福岡県桂川町寿命の国特別史跡王塚古墳で、出土した埴輪(はにわ)の破片をつなぎ合わせるなどして、円筒埴輪を復元する取り組みが進んでいる。町教育委員会によると復元中の埴輪は高さ1メートルを超え、九州で発見された円筒埴輪では最大級になる可能性があるという。復元途中の埴輪は、19、20日の古墳特別公開の際に初めてお披露目される。

 王塚古墳は全長約86メートルの前方後円墳で、築造は6世紀前半とみられる。石室の壁画には赤、黄、緑などで騎馬や盾、文様が描かれ、日本三大装飾古墳の一つとされる。1934年に発見された。

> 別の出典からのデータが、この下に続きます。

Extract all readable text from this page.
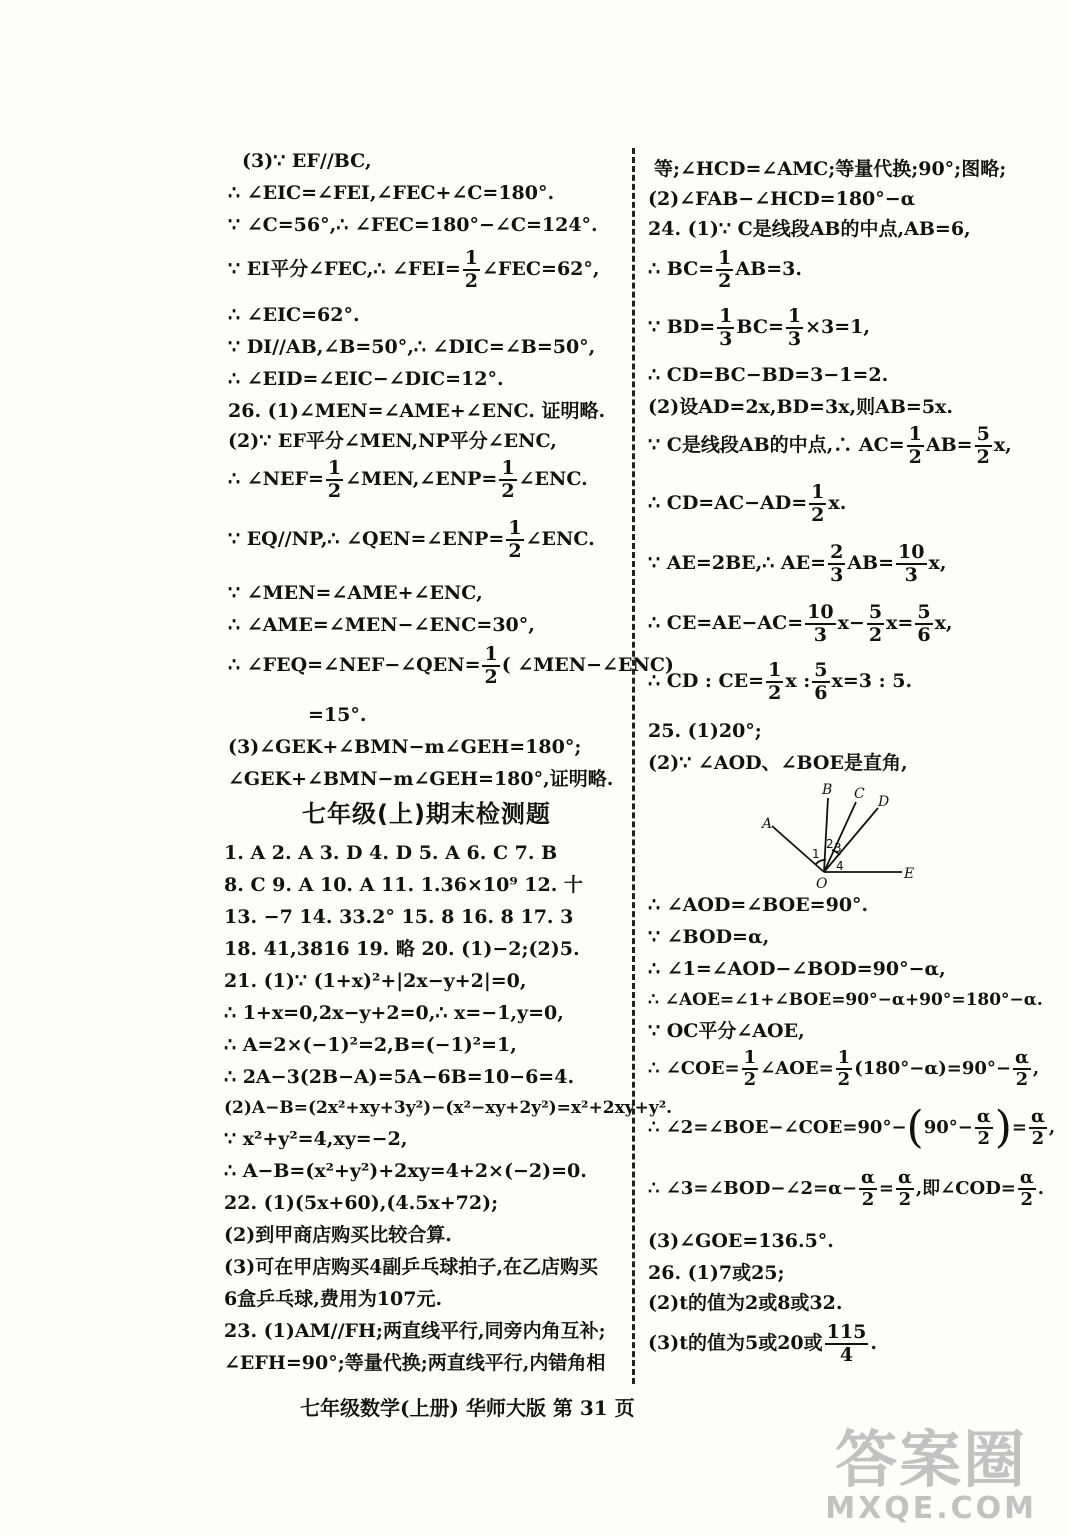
(3)∵ EF//BC,
∴ ∠EIC=∠FEI,∠FEC+∠C=180°.
∵ ∠C=56°,∴ ∠FEC=180°−∠C=124°.
∵ EI平分∠FEC,∴ ∠FEI= $\frac{1}{2}$ ∠FEC=62°,
∴ ∠EIC=62°.
∵ DI//AB,∠B=50°,∴ ∠DIC=∠B=50°,
∴ ∠EID=∠EIC−∠DIC=12°.
26. (1)∠MEN=∠AME+∠ENC. 证明略.
(2)∵ EF平分∠MEN,NP平分∠ENC,
∴ ∠NEF= $\frac{1}{2}$ ∠MEN,∠ENP= $\frac{1}{2}$ ∠ENC.
∵ EQ//NP,∴ ∠QEN=∠ENP= $\frac{1}{2}$ ∠ENC.
∵ ∠MEN=∠AME+∠ENC,
∴ ∠AME=∠MEN−∠ENC=30°,
∴ ∠FEQ=∠NEF−∠QEN= $\frac{1}{2}$ ( ∠MEN−∠ENC)
=15°.
(3)∠GEK+∠BMN−m∠GEH=180°;
∠GEK+∠BMN−m∠GEH=180°,证明略.
七年级(上)期末检测题
1. A 2. A 3. D 4. D 5. A 6. C 7. B
8. C 9. A 10. A 11. 1.36×10⁹ 12. 十
13. −7 14. 33.2° 15. 8 16. 8 17. 3
18. 41,3816 19. 略 20. (1)−2;(2)5.
21. (1)∵ (1+x)²+|2x−y+2|=0,
∴ 1+x=0,2x−y+2=0,∴ x=−1,y=0,
∴ A=2×(−1)²=2,B=(−1)²=1,
∴ 2A−3(2B−A)=5A−6B=10−6=4.
(2)A−B=(2x²+xy+3y²)−(x²−xy+2y²)=x²+2xy+y².
∵ x²+y²=4,xy=−2,
∴ A−B=(x²+y²)+2xy=4+2×(−2)=0.
22. (1)(5x+60),(4.5x+72);
(2)到甲商店购买比较合算.
(3)可在甲店购买4副乒乓球拍子,在乙店购买
6盒乒乓球,费用为107元.
23. (1)AM//FH;两直线平行,同旁内角互补;
∠EFH=90°;等量代换;两直线平行,内错角相
等;∠HCD=∠AMC;等量代换;90°;图略;
(2)∠FAB−∠HCD=180°−α
24. (1)∵ C是线段AB的中点,AB=6,
∴ $BC= \frac{1}{2} AB=3$.
∵ $BD= \frac{1}{3} BC= \frac{1}{3} \times 3=1$,
∴ CD=BC−BD=3−1=2.
(2)设AD=2x,BD=3x,则AB=5x.
∵ C是线段AB的中点,∴ $AC= \frac{1}{2} AB= \frac{5}{2} x$,
∴ $CD=AC-AD= \frac{1}{2} x$.
∵ AE=2BE,∴ $AE= \frac{2}{3} AB= \frac{10}{3} x$,
∴ $CE=AE-AC= \frac{10}{3} x- \frac{5}{2} x= \frac{5}{6} x$,
∴ CD : $CE= \frac{1}{2}$ x : $\frac{5}{6} x=3$ : 5.
25. (1)20°;
(2)∵ ∠AOD、∠BOE是直角,
∴ ∠AOD=∠BOE=90°.
∵ ∠BOD=α,
∴ ∠1=∠AOD−∠BOD=90°−α,
∴ ∠AOE=∠1+∠BOE=90°−α+90°=180°−α.
∵ OC平分∠AOE,
∴ ∠COE= $\frac{1}{2}$ ∠AOE= $\frac{1}{2} (180^\circ-\alpha)=90^\circ- \frac{\alpha}{2}$ ,
∴ ∠2=∠BOE−∠COE=90°−(90°− $\frac{\alpha}{2}$ )= $\frac{\alpha}{2}$ ,
∴ ∠3=∠BOD−∠2=α− $\frac{\alpha}{2} = \frac{\alpha}{2}$ ,即∠COD= $\frac{\alpha}{2}$ .
(3)∠GOE=136.5°.
26. (1)7或25;
(2)t的值为2或8或32.
(3)t的值为5或20或 $\frac{115}{4}$ .
A
B C D
E
O
1
2 3
4
七年级数学(上册) 华师大版 第 31 页
答案圈
MXQE.COM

 王塚古墳では82年から5年間と2001年に発掘調査が行われ、約2万点の埴輪の破片を発見。古墳に隣接する王塚装飾古墳館が長らく所蔵している。

 「いつか埴輪を復元したい」。町教委社会教育課の長安慧さん(31)を中心に、古墳館職員らが太古の文化を現代によみがえらせようと20年に破片の整理を開始した。破片に付いた泥を洗い流したり、土の素焼きのため、もろい破片の強度を強くする薬品に付けたりと地道な作業を続けた。22年ごろからは破片をパズルのように組み合わせていき、埴輪の形が見えてきた。

 側面にはいくつかの丸い穴があり、古墳の頂上近くに周囲を囲むように置かれていたとされる。一般的に円筒埴輪は大きくても高さ80センチほど。復元中の埴輪と同程度のサイズは、岩戸山古墳(八女市)や中ノ城古墳(熊本県)で見つかっており、「九州のトップに近い勢力を誇った者が王塚古墳にいたかもしれない」と長安さんは推測する。

 復元は本年度中に完了する予定。長安さんは「ほかの埴輪も復活させて王塚古墳の被葬者の具体的な姿を明らかにしたい」と力を込める。

 (岩崎さやか)

4月19、20日に石室内を特別公開

 王塚古墳は19、20日、春の特別公開を実施する。石室内の色鮮やかな壁画を間近に見ることができる。

 王塚装飾古墳館近くの広場ではマルシェを開催。ピザや焼き菓子、野菜販売など両日で計14店が出店する。キャンドル作りや、勾玉(まがたま)作り(20日のみ)体験も楽しめる。

 桂川町役場と古墳館を結ぶ無料シャトルバスが20分おきに運行する。特別公開見学は現地で受け付けが必要。午前9時半〜午後4時。問い合わせは古墳館=0948(65)2900。

 両日、筑豊地区では竹原古墳(宮若市)や沖出古墳(嘉麻市)なども公開される。